Liquidity: adequate. Schouw’s liquidity profile is supported by available cash sources, such as cash on the balance sheet, funds available under the syndicated bank facility, and the expected positive Scope-adjusted FOCF in 2024-25. It is also supported by the completed refinancing of around DKK 2.3bn in debt in H1 2024, partly using a new five-year bond of NOK 1.3bn (DKK 850m) issued in June 2024 and tapped by NOK 500m (DKK 315m) in early September, and the syndicated bank facility. Scope quantified liquidity risk by looking at BioMar’s reverse factoring debt of DKK 764m at YE 2023, which is recognised in the balance sheet under trade payables.
Schouw has three financial covenants. In 2023, the group remained below the covenant thresholds and Scope’s base case foresees that this will continue to be the case.
Supplementary rating drivers: credit-neutral. Scope has a neutral view of Schouw’s capital allocation policy. Capital allocation is relatively disciplined, as reflected in a historically solid balance sheet.
Outlook and rating sensitivities
The Stable Outlook reflects Scope’s expectation that pressure from lower revenue and increased interest costs, in particular in 2024, will be offset by higher profitability, lower net working capital and lower capex. As a result, consolidated Scope-adjusted FOCF in 2024-25 should be above the level in 2023. Scope also expects debt/EBITDA to further improve to around 2.2x in 2024 and 2.0x in 2025. The Outlook further reflects the full execution of the recently launched share buyback programme in 2024 and no further share buybacks in 2025. Scope has not included M&A in its forecast due to a lack of information.

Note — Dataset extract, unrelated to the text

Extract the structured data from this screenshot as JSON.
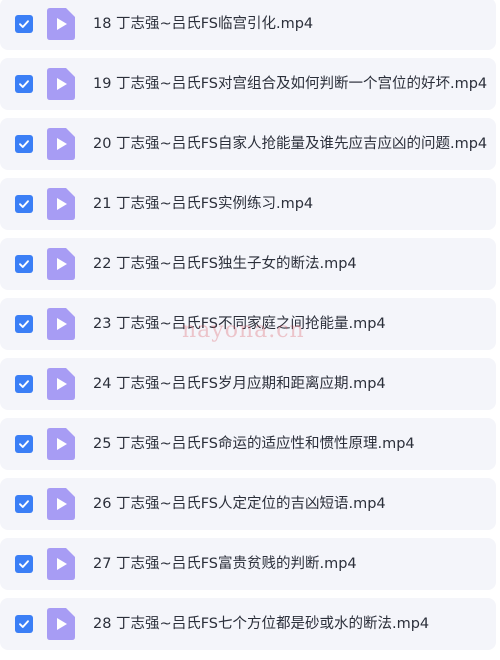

The upside scenario for the ratings and Outlook is:
- Debt/EBITDA sustained at around 1.5x
The downside scenario for the ratings and Outlook is:
- Debt/EBITDA sustained at around 2.5x
Debt ratings
The group’s debt is managed centrally apart from leasing debt and other credit lines. Subsidiaries are mostly financed at holding company level by way of a structure of intra-group loans through cash pools. There are cross-guarantees (Schouw and six companies) for the centrally managed debt.
Scope has affirmed the BBB rating on Schouw's senior unsecured debt, in line with the issuer rating.
Scope has also affirmed the S-2 short-term debt rating, based on adequate liquidity and the BBB/Stable issuer rating. Scope considers Schouw's standing, particularly in the Nordic capital market, to be adequate given its long-term presence on the capital market. The agency also views Schouw's banking relationships as adequate. Schouw mainly raises funds from four major banks, Danske Bank, DNB, Nordea, and the Nordic Investment Bank.
Environmental, social and governance (ESG) factors
Schouw introduced an ESG strategy in 2021 related to: i) efficient and responsible production; ii) workers’ protection and workplace attractiveness; and iii) innovation and governance. However, no drivers of the credit rating are considered ESG-related factors with a substantial impact on the overall assessment of credit risk.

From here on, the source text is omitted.